What is the dimension of $R[[X]]$ where $R$ is a Noetherian ring? If $R$ is a Noetherian ring then we know that the Krull dimension of the polynomial ring $R[X]$ is $\rm dim(R)+1.$ Is there any formula for the Krull dimension of the power series ring $R[[X]] $ When $R$ is a Noetherian ring ?
 A: When $R$ is Noetherian, then the same formula holds for polynomials and for power series:
$$
 \dim R[X] = \dim R[[X]] = \dim R + 1.
$$
A reference was given by user26857 in the comments; another one would be Matsumura's Commutative ring theory, Theorem 15.4.
It may be interesting to point out that this is not true anymore if $R$ is not required to be Noetherian.  In his 1973 paper Krull Dimension in Power Series Rings, J.T.Arnold gives examples of such rings where $\dim R$ is finite, but $\dim R[[X]]$ is infinite.
A: Note that the Chevalley dimension $s(R)$ of a local ring $(R, m)$ is the smallest
integer $r$ for which there exist $a_1, a_2,..., a_r \in m$ with
$lenght(R/(a_1, ...., a_r)M) <\infty$.
Fact1: Let $(R, m)$ be a Noetherian local ring. Then clearly
$R[[x]]$ is is local ring with maximal ideal $m'=<m,x>$.
Fact2: For a Noetherian local ring $(R,m)$ $dim (R)= s(R)$.

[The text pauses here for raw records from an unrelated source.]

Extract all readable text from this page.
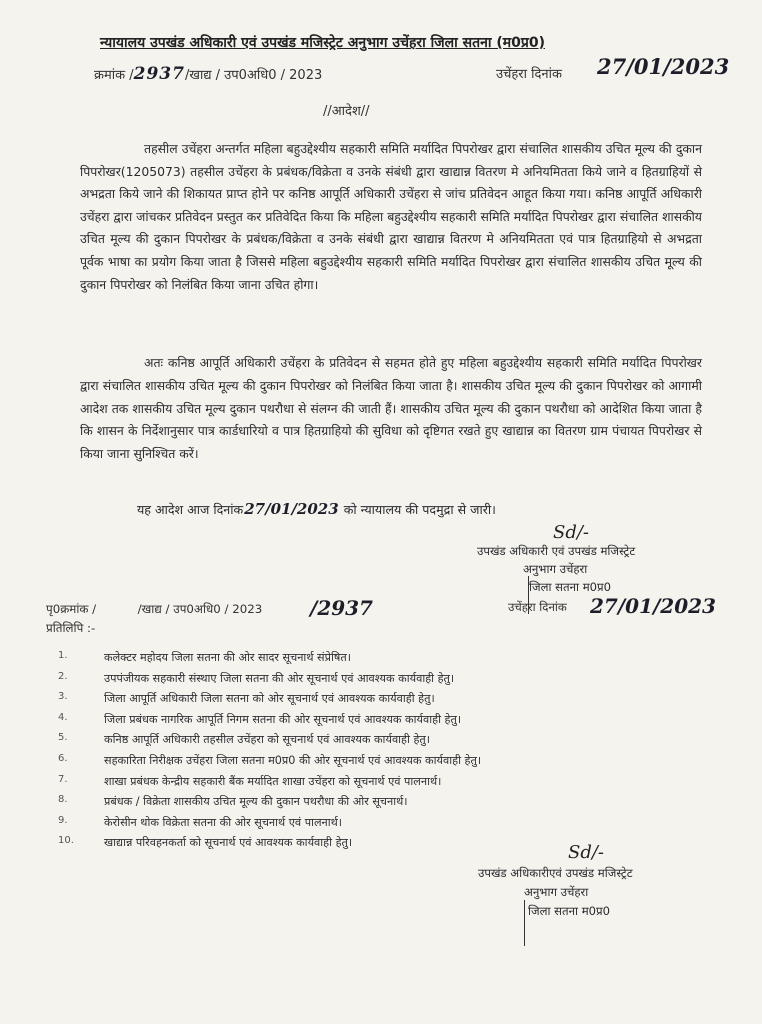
न्यायालय उपखंड अधिकारी एवं उपखंड मजिस्ट्रेट अनुभाग उचेंहरा जिला सतना (म0प्र0)
क्रमांक /2937/खाद्य / उप0अधि0 / 2023	उचेंहरा दिनांक 27/01/2023
//आदेश//
तहसील उचेंहरा अन्तर्गत महिला बहुउद्देश्यीय सहकारी समिति मर्यादित पिपरोखर द्वारा संचालित शासकीय उचित मूल्य की दुकान पिपरोखर(1205073) तहसील उचेंहरा के प्रबंधक/विक्रेता व उनके संबंधी द्वारा खाद्यान्न वितरण मे अनियमितता किये जाने व हितग्राहियों से अभद्रता किये जाने की शिकायत प्राप्त होने पर कनिष्ठ आपूर्ति अधिकारी उचेंहरा से जांच प्रतिवेदन आहूत किया गया। कनिष्ठ आपूर्ति अधिकारी उचेंहरा द्वारा जांचकर प्रतिवेदन प्रस्तुत कर प्रतिवेदित किया कि महिला बहुउद्देश्यीय सहकारी समिति मर्यादित पिपरोखर द्वारा संचालित शासकीय उचित मूल्य की दुकान पिपरोखर के प्रबंधक/विक्रेता व उनके संबंधी द्वारा खाद्यान्न वितरण मे अनियमितता एवं पात्र हितग्राहियो से अभद्रता पूर्वक भाषा का प्रयोग किया जाता है जिससे महिला बहुउद्देश्यीय सहकारी समिति मर्यादित पिपरोखर द्वारा संचालित शासकीय उचित मूल्य की दुकान पिपरोखर को निलंबित किया जाना उचित होगा।
अतः कनिष्ठ आपूर्ति अधिकारी उचेंहरा के प्रतिवेदन से सहमत होते हुए महिला बहुउद्देश्यीय सहकारी समिति मर्यादित पिपरोखर द्वारा संचालित शासकीय उचित मूल्य की दुकान पिपरोखर को निलंबित किया जाता है। शासकीय उचित मूल्य की दुकान पिपरोखर को आगामी आदेश तक शासकीय उचित मूल्य दुकान पथरौधा से संलग्न की जाती हैं। शासकीय उचित मूल्य की दुकान पथरौधा को आदेशित किया जाता है कि शासन के निर्देशानुसार पात्र कार्डधारियो व पात्र हितग्राहियो की सुविधा को दृष्टिगत रखते हुए खाद्यान्न का वितरण ग्राम पंचायत पिपरोखर से किया जाना सुनिश्चित करें।
यह आदेश आज दिनांक27/01/2023 को न्यायालय की पदमुद्रा से जारी।
Sd/-
उपखंड अधिकारी एवं उपखंड मजिस्ट्रेट
अनुभाग उचेंहरा
जिला सतना म0प्र0
पृ0क्रमांक /	/खाद्य / उप0अधि0 / 2023 /2937	उचेंहरा दिनांक 27/01/2023
प्रतिलिपि :-
1.	कलेक्टर महोदय जिला सतना की ओर सादर सूचनार्थ संप्रेषित।
2.	उपपंजीयक सहकारी संस्थाए जिला सतना की ओर सूचनार्थ एवं आवश्यक कार्यवाही हेतु।
3.	जिला आपूर्ति अधिकारी जिला सतना को ओर सूचनार्थ एवं आवश्यक कार्यवाही हेतु।
4.	जिला प्रबंधक नागरिक आपूर्ति निगम सतना की ओर सूचनार्थ एवं आवश्यक कार्यवाही हेतु।
5.	कनिष्ठ आपूर्ति अधिकारी तहसील उचेंहरा को सूचनार्थ एवं आवश्यक कार्यवाही हेतु।
6.	सहकारिता निरीक्षक उचेंहरा जिला सतना म0प्र0 की ओर सूचनार्थ एवं आवश्यक कार्यवाही हेतु।
7.	शाखा प्रबंधक केन्द्रीय सहकारी बैंक मर्यादित शाखा उचेंहरा को सूचनार्थ एवं पालनार्थ।
8.	प्रबंधक / विक्रेता शासकीय उचित मूल्य की दुकान पथरौधा की ओर सूचनार्थ।
9.	केरोसीन थोक विक्रेता सतना की ओर सूचनार्थ एवं पालनार्थ।
10.	खाद्यान्न परिवहनकर्ता को सूचनार्थ एवं आवश्यक कार्यवाही हेतु।	Sd/-
उपखंड अधिकारीएवं उपखंड मजिस्ट्रेट
अनुभाग उचेंहरा
जिला सतना म0प्र0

Fact3: Clearly $s(R)+1=s(R[[x]])$.
Fact4: For an arbitrary (non-local) commutative ring $R$,
$dim(R)=sup\{dim(R_m)| m$ is a maximal ideal of $R\}$.

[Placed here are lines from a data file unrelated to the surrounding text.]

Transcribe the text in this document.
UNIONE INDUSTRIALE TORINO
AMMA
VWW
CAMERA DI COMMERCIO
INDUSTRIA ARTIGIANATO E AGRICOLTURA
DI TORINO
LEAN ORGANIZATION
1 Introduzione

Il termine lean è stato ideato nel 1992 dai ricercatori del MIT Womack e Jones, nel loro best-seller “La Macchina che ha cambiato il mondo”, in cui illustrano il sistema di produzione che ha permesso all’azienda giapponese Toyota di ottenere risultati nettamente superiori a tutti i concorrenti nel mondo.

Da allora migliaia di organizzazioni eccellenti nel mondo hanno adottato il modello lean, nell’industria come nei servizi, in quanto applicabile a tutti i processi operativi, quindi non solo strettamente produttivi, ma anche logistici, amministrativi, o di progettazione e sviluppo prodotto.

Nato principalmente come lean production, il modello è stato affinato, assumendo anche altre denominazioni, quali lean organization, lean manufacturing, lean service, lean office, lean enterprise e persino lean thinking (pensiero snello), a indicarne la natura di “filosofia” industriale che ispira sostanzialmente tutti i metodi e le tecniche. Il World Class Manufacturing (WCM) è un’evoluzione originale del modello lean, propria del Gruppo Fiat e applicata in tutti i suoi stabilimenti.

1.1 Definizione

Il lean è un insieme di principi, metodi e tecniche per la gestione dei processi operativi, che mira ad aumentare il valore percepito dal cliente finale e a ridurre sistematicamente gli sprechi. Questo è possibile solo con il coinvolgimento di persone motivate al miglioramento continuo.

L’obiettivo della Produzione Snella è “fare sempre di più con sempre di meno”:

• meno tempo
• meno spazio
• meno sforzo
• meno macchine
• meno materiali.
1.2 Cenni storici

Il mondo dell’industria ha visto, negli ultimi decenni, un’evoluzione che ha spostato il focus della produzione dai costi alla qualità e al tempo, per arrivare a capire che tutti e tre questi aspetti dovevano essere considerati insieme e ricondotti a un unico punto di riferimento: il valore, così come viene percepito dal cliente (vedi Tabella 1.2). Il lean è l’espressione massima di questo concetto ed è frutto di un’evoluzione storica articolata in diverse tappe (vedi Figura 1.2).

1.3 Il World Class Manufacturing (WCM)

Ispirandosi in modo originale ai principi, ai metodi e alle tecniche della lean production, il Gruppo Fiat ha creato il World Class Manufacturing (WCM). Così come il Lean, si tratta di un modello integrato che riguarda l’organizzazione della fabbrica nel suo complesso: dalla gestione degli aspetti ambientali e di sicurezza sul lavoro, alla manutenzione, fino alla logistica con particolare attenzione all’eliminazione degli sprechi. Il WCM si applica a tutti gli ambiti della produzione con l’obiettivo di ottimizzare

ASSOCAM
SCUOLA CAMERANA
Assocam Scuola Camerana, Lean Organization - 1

Fact5: For a local ring $(R,m)$, we have $R[[x]]_{<m,x>}\cong
R_m[[x]]$.
By combining above facts we have:
$dim(R[[x]])=sup\{R[[x]]_{<m,x>}| m$ is a maximal ideal of
$R\}=\\
sup\{R_m[[x]]| m$ is a maximal ideal of $R\}=\\
sup\{R_m+1| m$ is a maximal ideal of $R\}=\\
sup\{R_m| m$ is a maximal ideal of $R}+1=dim(R)+1.
For more details see commutative algebra, by Gopalakrishnan,chapter 8.